3. The PD charger conversion circuit according to claim 2, wherein said input detection circuit (2) comprises a detection chip (21) for handshaking communication with a charging cradle, a power supply terminal of said detection chip (21) is connected to an output terminal of the voltage regulation chip (12), and said power supply interface (11) is connected to said detection chip (21) in communication.

4. The PD charger converting circuit according to claim 3, characterized in that the input detection circuit (2) further comprises an input filter circuit (22) and an input voltage divider circuit (23), the input filter circuit (22) is connected with the detection chip (21) and the voltage stabilization chip (12) at the same time, the input end of the input voltage divider circuit (23) is connected with the power taking interface (11), and the output end of the input voltage divider circuit (23) is connected with the control input end of the detection chip (21).

5. The PD charger conversion circuit according to any of claims 2 to 4, characterized in that the power-taking interface (11) is a USB Type-C interface.

6. The PD charger conversion circuit according to claim 1, wherein the first charging management circuit (3) comprises a first buck chip (31), a first inductor (32) and a first charging interface (33), wherein an input of the first buck chip (31) is connected to the interface circuit (1), and an output of the first buck chip (31), the first inductor (32) and an input of the first charging interface (33) are serially connected in sequence.

7. The PD charger converting circuit according to claim 1, wherein the first charging management circuit (3) further comprises a first voltage divider circuit (34) and a voltage sampling circuit (35), an input terminal of the first voltage divider circuit (34) is connected to the interface circuit (1), an output terminal of the first voltage divider circuit (34) is connected to the start terminal of the first buck chip (31), and the voltage sampling circuit (35) is connected to the sampling terminal of the first buck chip (31) and the output terminal of the first inductor (32), respectively.

8. The PD charger conversion circuit according to claim 1, wherein the second charging management circuit (4) includes a second buck chip (41), a second inductor (42), and a second charging interface (43), an input of the second buck chip (41) is connected to the interface circuit (1), an output of the second buck chip (41), the second inductor (42), and an input of the second charging interface (43) are sequentially connected in series, and the second buck chip (41) is in data communication with the second charging interface (43).

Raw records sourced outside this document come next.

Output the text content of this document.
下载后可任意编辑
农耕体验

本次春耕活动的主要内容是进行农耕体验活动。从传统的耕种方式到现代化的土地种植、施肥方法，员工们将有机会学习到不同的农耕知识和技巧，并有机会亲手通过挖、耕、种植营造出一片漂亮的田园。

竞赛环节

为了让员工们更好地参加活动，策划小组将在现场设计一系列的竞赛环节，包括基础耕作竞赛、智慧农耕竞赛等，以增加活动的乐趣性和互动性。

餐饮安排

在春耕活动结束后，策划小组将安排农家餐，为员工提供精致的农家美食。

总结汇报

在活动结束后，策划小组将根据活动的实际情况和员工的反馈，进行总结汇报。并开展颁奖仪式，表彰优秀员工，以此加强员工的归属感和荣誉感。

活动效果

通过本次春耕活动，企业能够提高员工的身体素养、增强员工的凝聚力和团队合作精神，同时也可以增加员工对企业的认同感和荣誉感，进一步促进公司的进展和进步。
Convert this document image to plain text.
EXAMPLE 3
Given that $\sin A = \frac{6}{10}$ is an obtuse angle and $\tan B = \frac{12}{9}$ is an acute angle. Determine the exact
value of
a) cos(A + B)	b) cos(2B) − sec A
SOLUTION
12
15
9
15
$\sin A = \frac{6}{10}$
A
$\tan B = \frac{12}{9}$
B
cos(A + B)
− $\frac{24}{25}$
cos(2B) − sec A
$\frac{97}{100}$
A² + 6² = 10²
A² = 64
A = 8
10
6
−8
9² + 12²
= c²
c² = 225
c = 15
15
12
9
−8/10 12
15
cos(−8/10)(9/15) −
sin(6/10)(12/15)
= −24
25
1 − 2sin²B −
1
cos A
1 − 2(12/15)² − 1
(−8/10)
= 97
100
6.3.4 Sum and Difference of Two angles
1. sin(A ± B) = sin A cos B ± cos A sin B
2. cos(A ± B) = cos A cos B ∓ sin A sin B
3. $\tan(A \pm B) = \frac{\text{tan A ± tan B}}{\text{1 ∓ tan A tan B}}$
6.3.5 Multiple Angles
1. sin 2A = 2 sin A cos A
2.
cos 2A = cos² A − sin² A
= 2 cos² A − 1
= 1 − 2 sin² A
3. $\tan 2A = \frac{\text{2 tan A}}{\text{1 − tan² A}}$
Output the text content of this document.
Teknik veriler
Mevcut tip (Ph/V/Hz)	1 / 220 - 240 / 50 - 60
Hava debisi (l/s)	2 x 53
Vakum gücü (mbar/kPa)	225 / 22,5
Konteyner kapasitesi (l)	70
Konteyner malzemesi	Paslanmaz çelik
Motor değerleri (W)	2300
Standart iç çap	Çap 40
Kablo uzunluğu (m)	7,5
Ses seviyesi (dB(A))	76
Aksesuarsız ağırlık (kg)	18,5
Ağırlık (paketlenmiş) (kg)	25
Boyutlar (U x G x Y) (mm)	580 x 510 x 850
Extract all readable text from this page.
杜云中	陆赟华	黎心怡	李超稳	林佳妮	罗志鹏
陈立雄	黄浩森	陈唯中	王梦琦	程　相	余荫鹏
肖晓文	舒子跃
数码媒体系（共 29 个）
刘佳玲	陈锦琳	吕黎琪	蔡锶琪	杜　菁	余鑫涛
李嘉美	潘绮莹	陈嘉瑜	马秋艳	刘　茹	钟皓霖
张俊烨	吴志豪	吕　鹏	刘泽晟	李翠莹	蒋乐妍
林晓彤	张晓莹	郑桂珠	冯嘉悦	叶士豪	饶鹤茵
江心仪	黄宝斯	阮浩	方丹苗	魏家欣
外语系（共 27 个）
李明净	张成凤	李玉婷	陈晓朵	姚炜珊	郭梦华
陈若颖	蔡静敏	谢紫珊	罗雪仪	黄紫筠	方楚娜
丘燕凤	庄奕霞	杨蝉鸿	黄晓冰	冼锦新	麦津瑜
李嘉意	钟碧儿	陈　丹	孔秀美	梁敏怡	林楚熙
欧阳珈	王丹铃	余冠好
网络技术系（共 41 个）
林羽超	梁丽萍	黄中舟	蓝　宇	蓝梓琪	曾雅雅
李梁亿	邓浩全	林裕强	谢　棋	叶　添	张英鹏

9. The PD charger conversion circuit according to claim 8, wherein said second charge management circuit (4) further comprises a second filter circuit (44) and a third filter circuit (45), one end of said second filter circuit (44) is connected to the input and data terminal of the second buck chip (41), the other end is grounded, and said second inductor (42) is connected to the input of the second charging interface (43) through the third filter circuit (45).